How AI Sees the World #ai #nextgenai #chatgpt #machinelearning

The video explains that AI perceives the world by converting inputs like images and text into numerical data known as embeddings, which are then mapped into a vector space based on their similarities and differences. It emphasizes that AI’s “intelligence” is based on mathematical relationships and patterns rather than genuine understanding, highlighting the fundamental differences between AI perception and human experience.

The video explores how artificial intelligence perceives the world fundamentally differently from humans. Unlike humans, who experience colors, shapes, and meanings, AI interprets inputs as numerical data. When presented with an image, a sentence, or even a voice, AI converts these inputs into what is known as an “embedding.” This embedding is essentially a large list of numbers that encapsulates the essence of the input, allowing AI to process and analyze it.

Once the input is transformed into an embedding, AI maps it into a vector space. In this space, similar items are positioned closer together, while dissimilar items are placed further apart. For example, a dog and a wolf would be located near each other in this space due to their similarities, while a toaster and a tiger would be positioned far apart. This spatial arrangement is crucial for how AI models recognize objects and link ideas, functioning more like a geometric representation rather than a traditional understanding.

The video emphasizes that AI’s processing is not based on comprehension or context but rather on mathematical relationships and patterns. It highlights that AI does not “understand” in the human sense; instead, it operates through geometry and numerical relationships. This distinction is vital for grasping how AI functions, as it builds its own version of reality based on the proximity of data points rather than any inherent meaning.

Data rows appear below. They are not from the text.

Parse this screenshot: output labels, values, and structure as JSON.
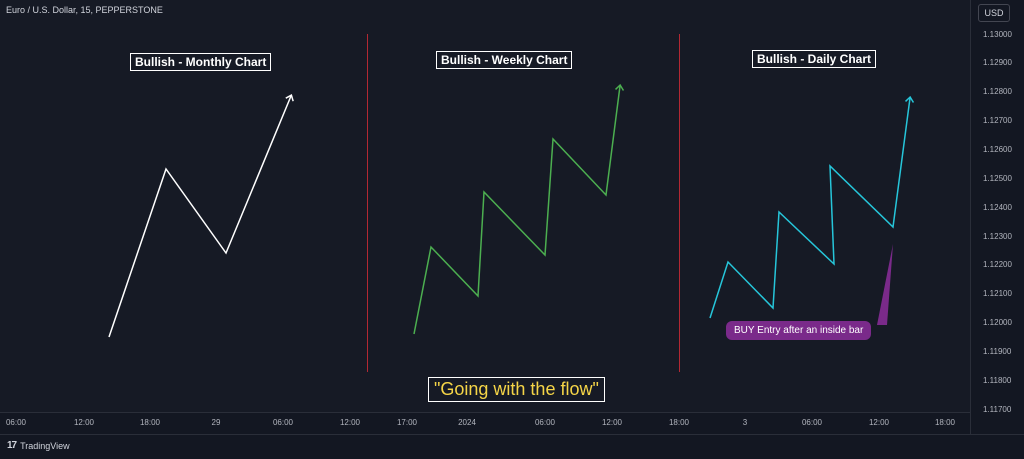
{
  "header": {
    "symbol_title": "Euro / U.S. Dollar, 15, PEPPERSTONE",
    "currency": "USD"
  },
  "price_axis": {
    "labels": [
      "1.13000",
      "1.12900",
      "1.12800",
      "1.12700",
      "1.12600",
      "1.12500",
      "1.12400",
      "1.12300",
      "1.12200",
      "1.12100",
      "1.12000",
      "1.11900",
      "1.11800",
      "1.11700"
    ]
  },
  "time_axis": {
    "labels": [
      "06:00",
      "12:00",
      "18:00",
      "29",
      "06:00",
      "12:00",
      "17:00",
      "2024",
      "06:00",
      "12:00",
      "18:00",
      "3",
      "06:00",
      "12:00",
      "18:00"
    ]
  },
  "panels": {
    "monthly": {
      "title": "Bullish - Monthly Chart",
      "color": "#ffffff"
    },
    "weekly": {
      "title": "Bullish - Weekly Chart",
      "color": "#4caf50"
    },
    "daily": {
      "title": "Bullish - Daily Chart",
      "color": "#26c6da"
    }
  },
  "annotations": {
    "buy_note": "BUY Entry after an inside bar",
    "buy_note_color": "#7a2a8a",
    "caption": "\"Going with the flow\"",
    "caption_color": "#f5d547",
    "divider_color": "#b22833"
  },
  "footer": {
    "brand": "TradingView",
    "logo_icon": "tradingview-logo-icon"
  }
}
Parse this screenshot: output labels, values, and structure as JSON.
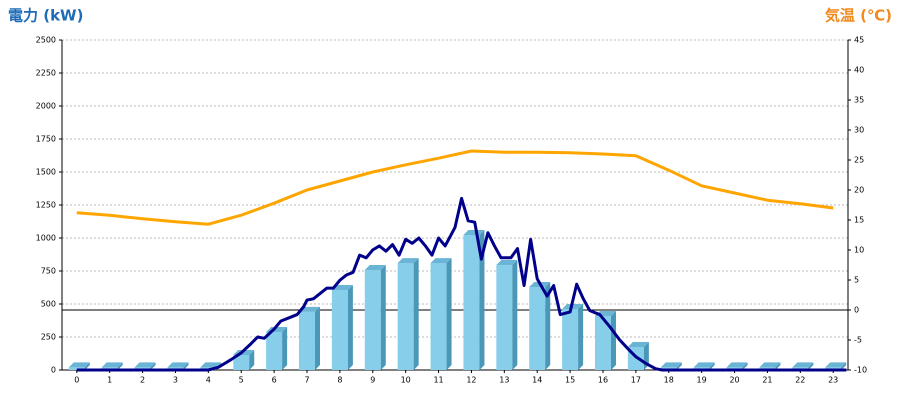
{
  "chart_data": {
    "type": "bar",
    "ylabel": "電力 (kW)",
    "y2label": "気温 (℃)",
    "xlim": [
      -0.45,
      23.45
    ],
    "xticks": [
      0,
      1,
      2,
      3,
      4,
      5,
      6,
      7,
      8,
      9,
      10,
      11,
      12,
      13,
      14,
      15,
      16,
      17,
      18,
      19,
      20,
      21,
      22,
      23
    ],
    "ylim": [
      0,
      2500
    ],
    "yticks": [
      0,
      250,
      500,
      750,
      1000,
      1250,
      1500,
      1750,
      2000,
      2250,
      2500
    ],
    "y2lim": [
      -10,
      45
    ],
    "y2ticks": [
      -10,
      -5,
      0,
      5,
      10,
      15,
      20,
      25,
      30,
      35,
      40,
      45
    ],
    "grid": true,
    "hline": {
      "axis": "y2",
      "value": 0
    },
    "series": [
      {
        "type": "bar",
        "color": "#87ceeb",
        "x": [
          0,
          1,
          2,
          3,
          4,
          5,
          6,
          7,
          8,
          9,
          10,
          11,
          12,
          13,
          14,
          15,
          16,
          17,
          18,
          19,
          20,
          21,
          22,
          23
        ],
        "values": [
          20,
          20,
          20,
          20,
          20,
          114,
          288,
          440,
          606,
          758,
          810,
          810,
          1023,
          795,
          629,
          462,
          409,
          174,
          20,
          20,
          20,
          20,
          20,
          20
        ]
      },
      {
        "type": "line",
        "color": "#00008b",
        "x": [
          0,
          4.0,
          4.3,
          4.7,
          5.0,
          5.3,
          5.5,
          5.7,
          6.0,
          6.2,
          6.5,
          6.7,
          6.9,
          7.0,
          7.2,
          7.4,
          7.6,
          7.8,
          8.0,
          8.2,
          8.4,
          8.6,
          8.8,
          9.0,
          9.2,
          9.4,
          9.6,
          9.8,
          10.0,
          10.2,
          10.4,
          10.6,
          10.8,
          11.0,
          11.2,
          11.5,
          11.7,
          11.9,
          12.1,
          12.3,
          12.5,
          12.7,
          12.9,
          13.2,
          13.4,
          13.6,
          13.8,
          14.0,
          14.3,
          14.5,
          14.7,
          15.0,
          15.2,
          15.4,
          15.6,
          15.9,
          16.2,
          16.5,
          16.8,
          17.0,
          17.3,
          17.6,
          17.8,
          23.4
        ],
        "values": [
          0,
          0,
          20,
          80,
          130,
          200,
          250,
          240,
          310,
          370,
          400,
          420,
          480,
          530,
          540,
          580,
          620,
          620,
          680,
          720,
          740,
          870,
          850,
          910,
          940,
          900,
          950,
          870,
          990,
          960,
          1000,
          940,
          870,
          1000,
          940,
          1080,
          1300,
          1130,
          1120,
          840,
          1040,
          940,
          850,
          850,
          920,
          640,
          990,
          690,
          560,
          640,
          420,
          440,
          650,
          540,
          450,
          420,
          330,
          230,
          150,
          100,
          50,
          10,
          0,
          0
        ]
      },
      {
        "type": "line",
        "color": "#ffa500",
        "axis": "y2",
        "x": [
          0,
          1,
          2,
          3,
          4,
          5,
          6,
          7,
          8,
          9,
          10,
          11,
          12,
          13,
          14,
          15,
          16,
          17,
          18,
          19,
          20,
          21,
          22,
          23
        ],
        "values": [
          16.2,
          15.8,
          15.2,
          14.7,
          14.3,
          15.8,
          17.8,
          20,
          21.5,
          23,
          24.2,
          25.3,
          26.5,
          26.3,
          26.3,
          26.2,
          26,
          25.7,
          23.3,
          20.7,
          19.5,
          18.3,
          17.7,
          17
        ]
      }
    ]
  }
}
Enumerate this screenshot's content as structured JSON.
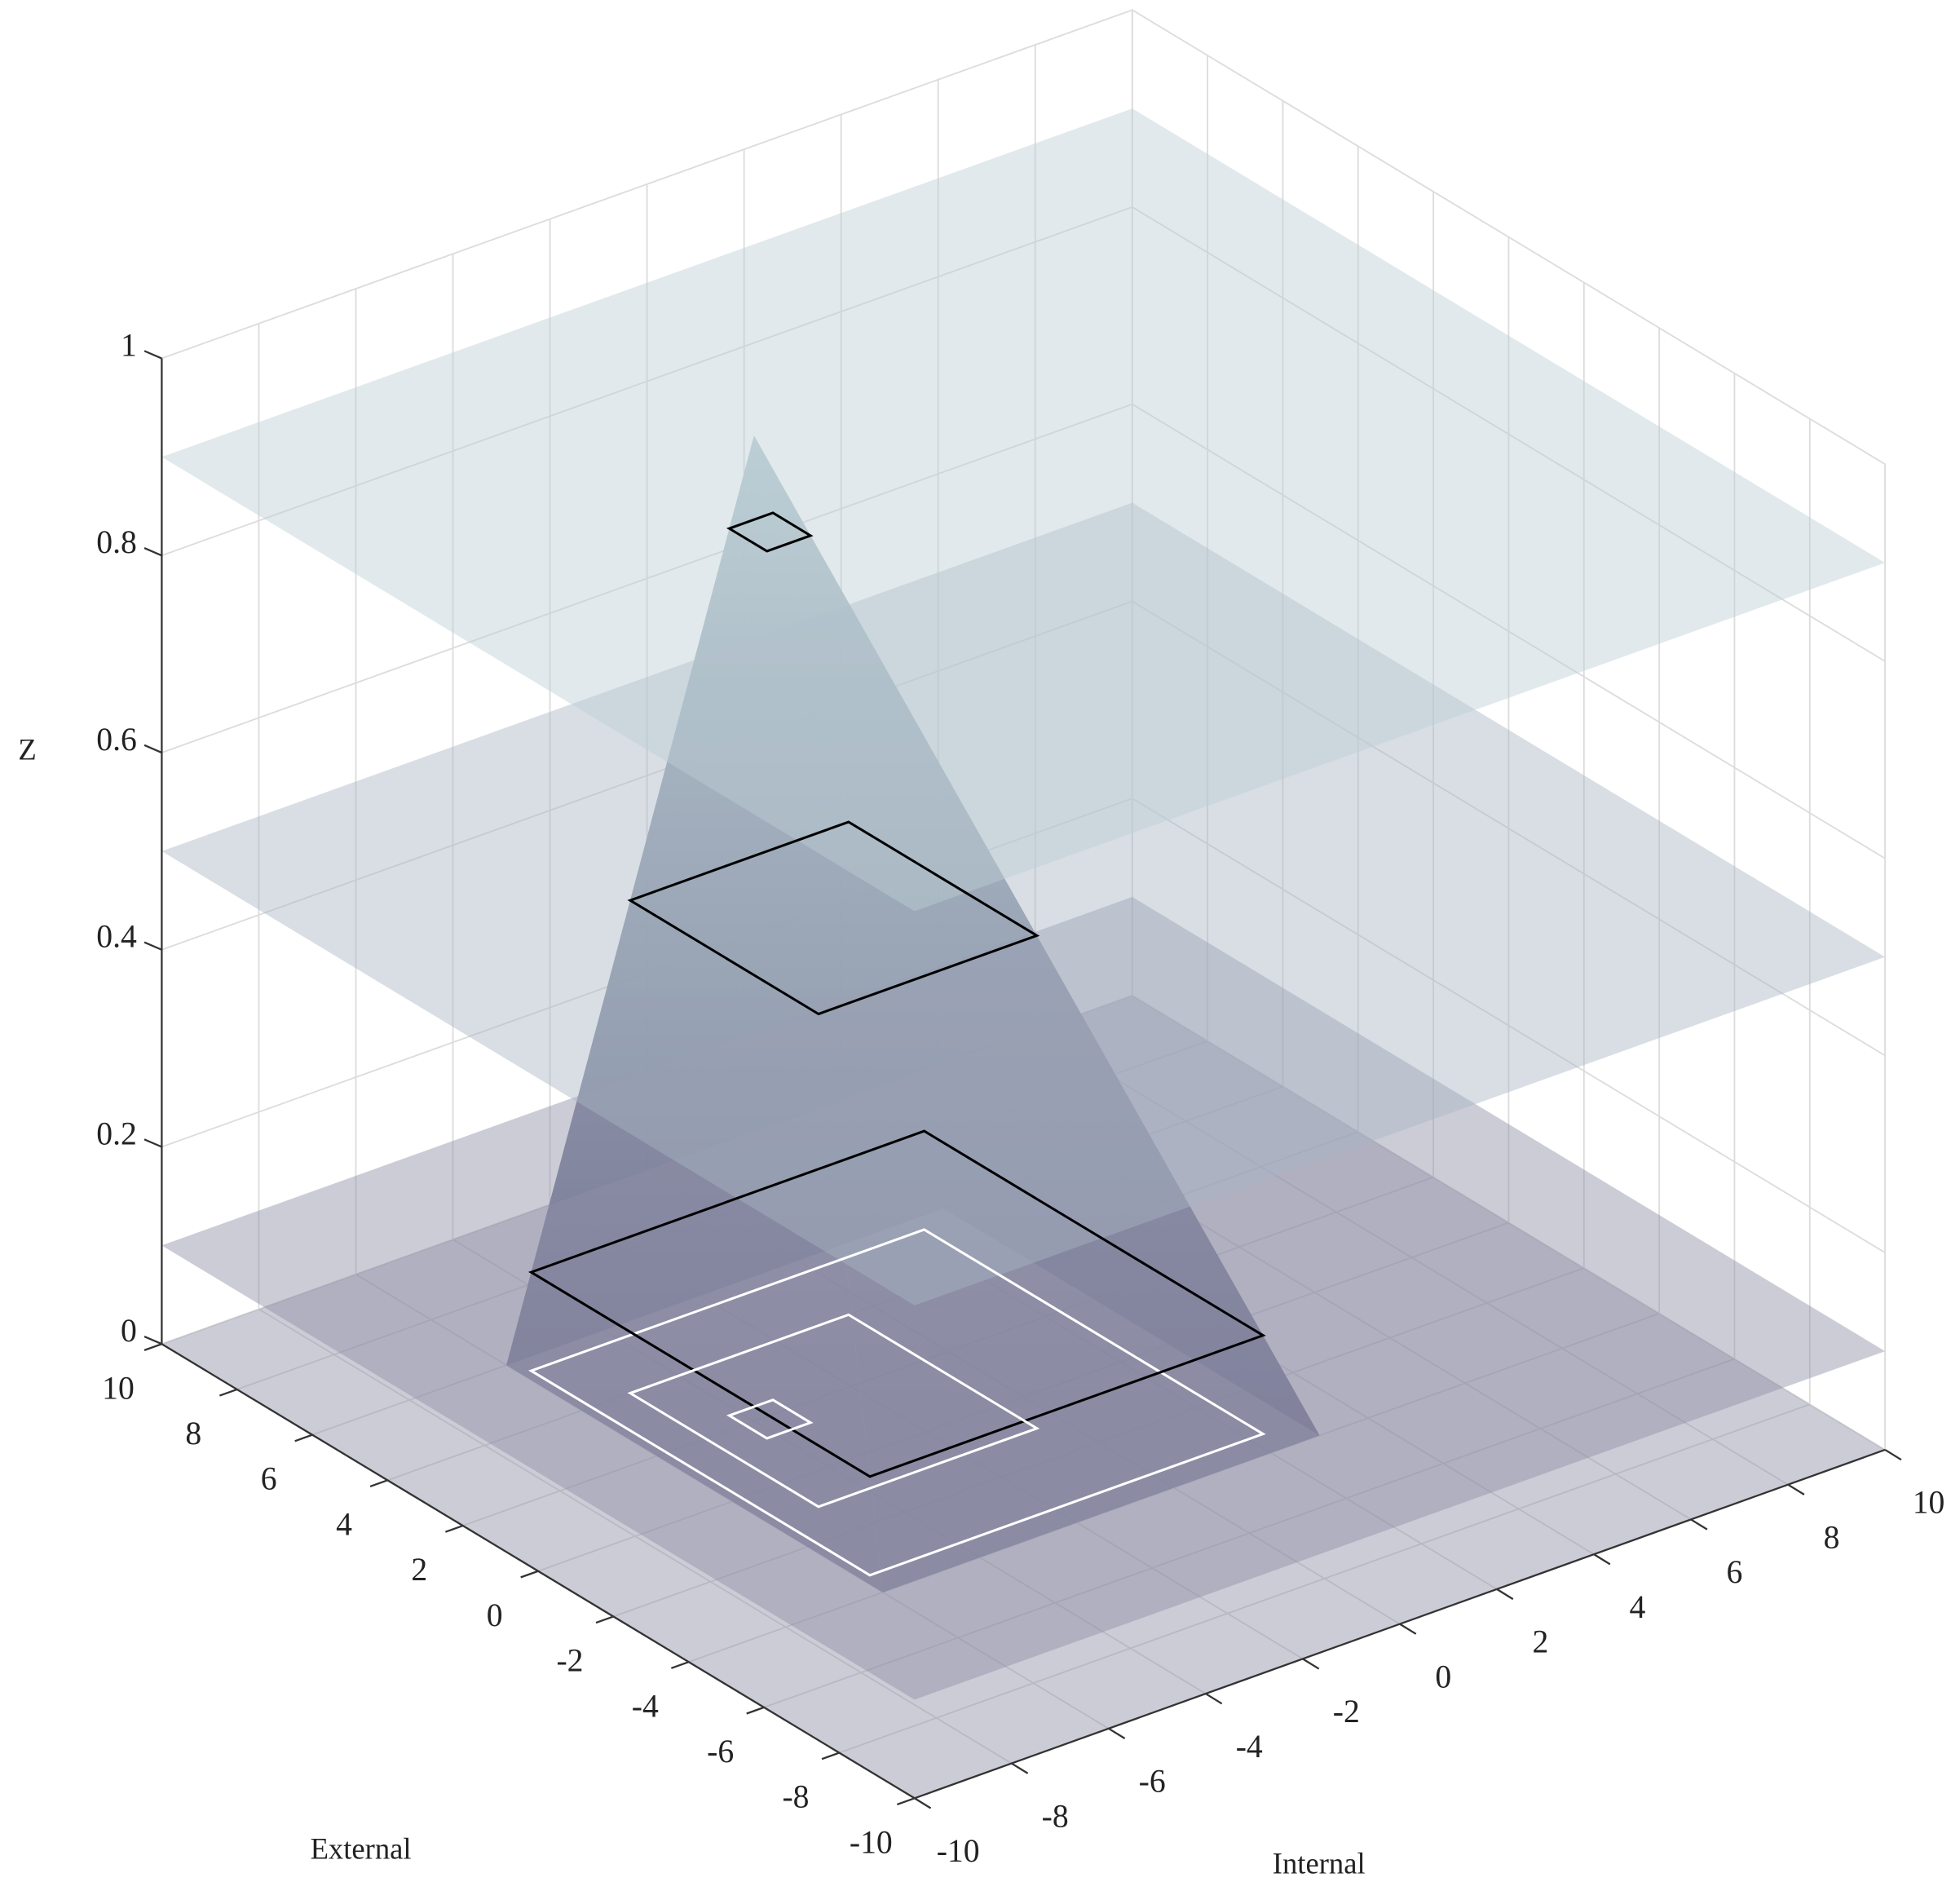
{
  "chart_data": {
    "type": "surface3d",
    "xlabel": "Internal",
    "ylabel": "External",
    "zlabel": "Z",
    "xlim": [
      -10,
      10
    ],
    "ylim": [
      -10,
      10
    ],
    "zlim": [
      0,
      1
    ],
    "xticks": [
      -10,
      -8,
      -6,
      -4,
      -2,
      0,
      2,
      4,
      6,
      8,
      10
    ],
    "yticks": [
      -10,
      -8,
      -6,
      -4,
      -2,
      0,
      2,
      4,
      6,
      8,
      10
    ],
    "zticks": [
      0,
      0.2,
      0.4,
      0.6,
      0.8,
      1
    ],
    "grid": true,
    "planes": [
      0,
      0.1,
      0.5,
      0.9
    ],
    "plane_colors": [
      "#8e8fa6",
      "#8e8fa6",
      "#a9b5c3",
      "#bccfd4"
    ],
    "plane_alpha": 0.45,
    "pyramid": {
      "base_x": [
        -6,
        3
      ],
      "base_y": [
        -4,
        6
      ],
      "apex": [
        -4,
        2,
        1
      ]
    },
    "colormap": [
      "#5d5f80",
      "#b8ccd2"
    ],
    "contour_levels": [
      0.1,
      0.5,
      0.9
    ],
    "contour_color": "#000000",
    "projected_contour_color": "#ffffff"
  }
}
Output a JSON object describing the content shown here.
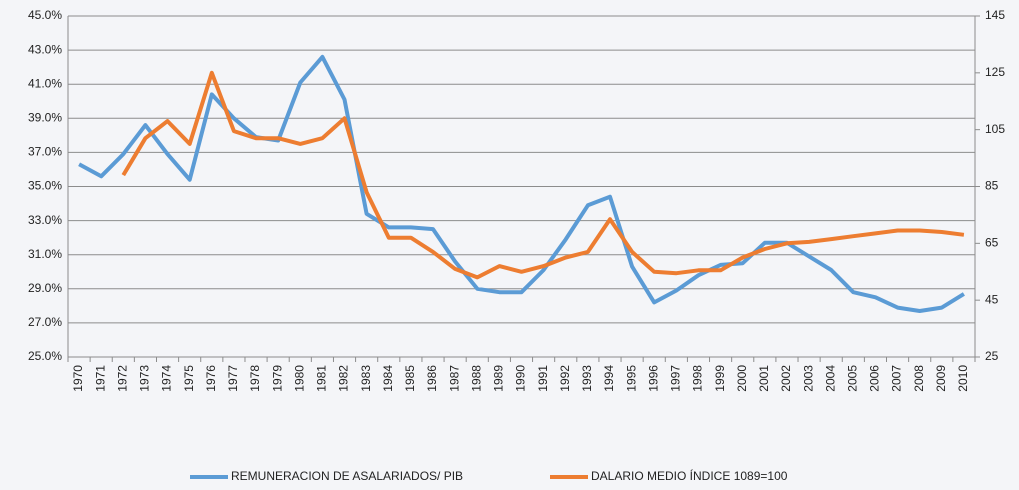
{
  "chart_data": {
    "type": "line",
    "categories": [
      "1970",
      "1971",
      "1972",
      "1973",
      "1974",
      "1975",
      "1976",
      "1977",
      "1978",
      "1979",
      "1980",
      "1981",
      "1982",
      "1983",
      "1984",
      "1985",
      "1986",
      "1987",
      "1988",
      "1989",
      "1990",
      "1991",
      "1992",
      "1993",
      "1994",
      "1995",
      "1996",
      "1997",
      "1998",
      "1999",
      "2000",
      "2001",
      "2002",
      "2003",
      "2004",
      "2005",
      "2006",
      "2007",
      "2008",
      "2009",
      "2010"
    ],
    "series": [
      {
        "name": "REMUNERACION DE ASALARIADOS/ PIB",
        "color": "#5b9bd5",
        "values": [
          36.3,
          35.6,
          36.9,
          38.6,
          36.9,
          35.4,
          40.4,
          39.0,
          37.9,
          37.7,
          41.1,
          42.6,
          40.1,
          33.4,
          32.6,
          32.6,
          32.5,
          30.6,
          29.0,
          28.8,
          28.8,
          30.1,
          31.9,
          33.9,
          34.4,
          30.3,
          28.2,
          28.9,
          29.8,
          30.4,
          30.5,
          31.7,
          31.7,
          30.9,
          30.1,
          28.8,
          28.5,
          27.9,
          27.7,
          27.9,
          28.7
        ]
      },
      {
        "name": "DALARIO MEDIO ÍNDICE 1089=100",
        "color": "#ed7d31",
        "axis": "y2",
        "values": [
          null,
          null,
          89,
          102,
          108,
          100,
          125,
          104.5,
          102,
          102,
          100,
          102,
          109,
          83,
          67,
          67,
          62,
          56,
          53,
          57,
          55,
          57,
          60,
          62,
          73.5,
          62,
          55,
          54.5,
          55.5,
          55.5,
          60,
          63,
          65,
          65.5,
          66.5,
          67.5,
          68.5,
          69.5,
          69.5,
          69,
          68
        ]
      }
    ],
    "ylim": [
      25,
      45
    ],
    "yticks": [
      {
        "value": 25,
        "label": "25.0%"
      },
      {
        "value": 27,
        "label": "27.0%"
      },
      {
        "value": 29,
        "label": "29.0%"
      },
      {
        "value": 31,
        "label": "31.0%"
      },
      {
        "value": 33,
        "label": "33.0%"
      },
      {
        "value": 35,
        "label": "35.0%"
      },
      {
        "value": 37,
        "label": "37.0%"
      },
      {
        "value": 39,
        "label": "39.0%"
      },
      {
        "value": 41,
        "label": "41.0%"
      },
      {
        "value": 43,
        "label": "43.0%"
      },
      {
        "value": 45,
        "label": "45.0%"
      }
    ],
    "y2lim": [
      25,
      145
    ],
    "y2ticks": [
      25,
      45,
      65,
      85,
      105,
      125,
      145
    ],
    "grid": true,
    "legend": "bottom"
  }
}
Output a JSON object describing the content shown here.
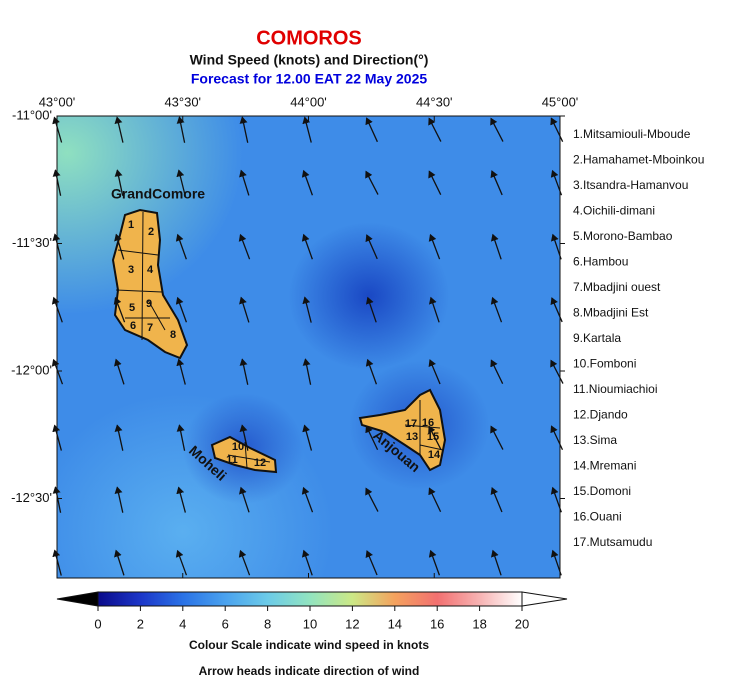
{
  "header": {
    "title": "COMOROS",
    "subtitle": "Wind Speed (knots) and Direction(°)",
    "forecast": "Forecast for  12.00 EAT 22 May 2025"
  },
  "map": {
    "lon_ticks": [
      "43°00'",
      "43°30'",
      "44°00'",
      "44°30'",
      "45°00'"
    ],
    "lat_ticks": [
      "-11°00'",
      "-11°30'",
      "-12°00'",
      "-12°30'"
    ],
    "island_labels": [
      "GrandComore",
      "Moheli",
      "Anjouan"
    ],
    "district_numbers": [
      "1",
      "2",
      "3",
      "4",
      "5",
      "6",
      "7",
      "8",
      "9",
      "10",
      "11",
      "12",
      "13",
      "14",
      "15",
      "16",
      "17"
    ]
  },
  "legend": {
    "districts": [
      "1.Mitsamiouli-Mboude",
      "2.Hamahamet-Mboinkou",
      "3.Itsandra-Hamanvou",
      "4.Oichili-dimani",
      "5.Morono-Bambao",
      "6.Hambou",
      "7.Mbadjini ouest",
      "8.Mbadjini Est",
      "9.Kartala",
      "10.Fomboni",
      "11.Nioumiachioi",
      "12.Djando",
      "13.Sima",
      "14.Mremani",
      "15.Domoni",
      "16.Ouani",
      "17.Mutsamudu"
    ]
  },
  "colorbar": {
    "ticks": [
      0,
      2,
      4,
      6,
      8,
      10,
      12,
      14,
      16,
      18,
      20
    ],
    "caption": "Colour Scale indicate wind speed in knots"
  },
  "note": "Arrow heads indicate direction of wind"
}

Furthermore, the video points out that when AI successfully identifies a vibe or accurately tags an image, it is not a result of magical intelligence but rather a navigation through a complex and abstract map of numerical relationships. This process showcases the capabilities of AI in recognizing patterns and making connections, which can often appear intelligent to human observers.

In conclusion, the video sheds light on the underlying mechanics of AI perception, illustrating that its “intelligence” is rooted in mathematical computations rather than genuine understanding. By framing AI’s capabilities in terms of geometry and embeddings, it provides a clearer picture of how AI interacts with the world, emphasizing the importance of recognizing the limitations and differences in AI’s perception compared to human experience.